Cela a changé pour moi lorsque j'ai entendu parler du Réseau des femmes pour l'unité (WNU). Je suis devenu optimiste: c'était un groupe qui pouvait m'aider et aider les autres travailleurs du sexe. Les membres du WNU venaient souvent dans la région où je vivais pour distribuer des préservatifs et rencontrer des travailleurs du sexe, ce qui me donnait un espace pour parler et partager les défis auxquels je faisais face. Ils m'ont beaucoup appris sur les lois, mes droits, les soins de santé et la sensibilisation au VIH / sida.

Je sentais que j'avais beaucoup d'amis avec qui je pouvais partager mes expériences, parler - et qui écouteraient avec chaleur et compréhension. J'ai assisté à plusieurs séries de formations WNU et depuis lors, je suis bénévole pour WNU. Parce que je connais les problèmes des autres travailleuses du sexe, je peux les aider et les protéger. J'ai lentement commencé à changer. J'ai rejoint leur combat contre la discrimination, comme je l'ai vécu en travaillant de nuit.

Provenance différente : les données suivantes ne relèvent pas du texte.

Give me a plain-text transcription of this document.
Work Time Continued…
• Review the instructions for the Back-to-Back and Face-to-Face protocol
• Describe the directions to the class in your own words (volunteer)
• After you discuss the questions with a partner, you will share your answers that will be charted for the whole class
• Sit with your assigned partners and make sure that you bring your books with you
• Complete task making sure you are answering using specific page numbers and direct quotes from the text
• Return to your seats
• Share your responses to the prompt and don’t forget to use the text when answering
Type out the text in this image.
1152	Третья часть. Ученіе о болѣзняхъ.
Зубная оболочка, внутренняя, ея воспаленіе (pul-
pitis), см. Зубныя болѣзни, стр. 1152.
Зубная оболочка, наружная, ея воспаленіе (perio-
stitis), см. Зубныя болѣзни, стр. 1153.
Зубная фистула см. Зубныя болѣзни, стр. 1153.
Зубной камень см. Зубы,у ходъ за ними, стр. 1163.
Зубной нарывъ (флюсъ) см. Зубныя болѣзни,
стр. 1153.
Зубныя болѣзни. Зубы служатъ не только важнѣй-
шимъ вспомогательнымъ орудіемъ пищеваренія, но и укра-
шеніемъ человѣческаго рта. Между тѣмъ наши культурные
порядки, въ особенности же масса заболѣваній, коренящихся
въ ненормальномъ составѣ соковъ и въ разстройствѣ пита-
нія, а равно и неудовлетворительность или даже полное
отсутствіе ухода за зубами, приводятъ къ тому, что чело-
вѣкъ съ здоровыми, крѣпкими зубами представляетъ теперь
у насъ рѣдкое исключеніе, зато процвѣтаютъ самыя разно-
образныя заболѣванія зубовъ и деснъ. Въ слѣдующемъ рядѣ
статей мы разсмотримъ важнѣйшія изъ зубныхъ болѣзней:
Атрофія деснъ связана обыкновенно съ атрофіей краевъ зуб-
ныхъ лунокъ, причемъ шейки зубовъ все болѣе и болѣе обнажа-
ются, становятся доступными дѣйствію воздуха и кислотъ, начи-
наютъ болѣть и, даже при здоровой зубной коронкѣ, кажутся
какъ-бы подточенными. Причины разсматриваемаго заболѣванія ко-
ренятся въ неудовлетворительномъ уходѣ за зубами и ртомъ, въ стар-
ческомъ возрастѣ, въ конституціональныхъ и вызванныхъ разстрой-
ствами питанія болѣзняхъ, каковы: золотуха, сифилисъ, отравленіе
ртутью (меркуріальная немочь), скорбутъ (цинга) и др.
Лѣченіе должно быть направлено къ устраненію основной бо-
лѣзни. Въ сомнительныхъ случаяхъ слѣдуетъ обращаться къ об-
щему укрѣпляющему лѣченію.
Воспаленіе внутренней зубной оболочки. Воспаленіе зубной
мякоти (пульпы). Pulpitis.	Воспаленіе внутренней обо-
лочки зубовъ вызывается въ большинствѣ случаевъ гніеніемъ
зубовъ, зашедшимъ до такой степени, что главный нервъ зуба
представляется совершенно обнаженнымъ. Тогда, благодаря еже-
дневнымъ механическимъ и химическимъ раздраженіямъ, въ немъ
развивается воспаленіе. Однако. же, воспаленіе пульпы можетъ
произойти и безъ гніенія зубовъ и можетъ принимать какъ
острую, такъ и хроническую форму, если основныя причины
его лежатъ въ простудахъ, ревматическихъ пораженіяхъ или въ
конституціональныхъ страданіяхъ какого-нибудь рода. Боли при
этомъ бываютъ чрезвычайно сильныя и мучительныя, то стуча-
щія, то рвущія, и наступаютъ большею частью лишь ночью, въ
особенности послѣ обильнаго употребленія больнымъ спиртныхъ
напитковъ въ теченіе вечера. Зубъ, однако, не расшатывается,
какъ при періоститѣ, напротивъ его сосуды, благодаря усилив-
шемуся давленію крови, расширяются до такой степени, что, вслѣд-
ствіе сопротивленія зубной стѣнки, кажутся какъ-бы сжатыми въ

Grâce à WNU, j'ai découvert différentes vues de mon travail. C'est WNU qui a exploité mon potentiel de leadership et ma passion. Chaque fois que je participais à une réunion de WNU - je ne me sentais pas seul et je comprenais fortement que «vendre mon corps est mon droit».

Je suis Vann Phary, une travailleuse du sexe qui se bat pour les droits de ces travailleuses. Nous, travailleuses du sexe, méritons une vie de dignité.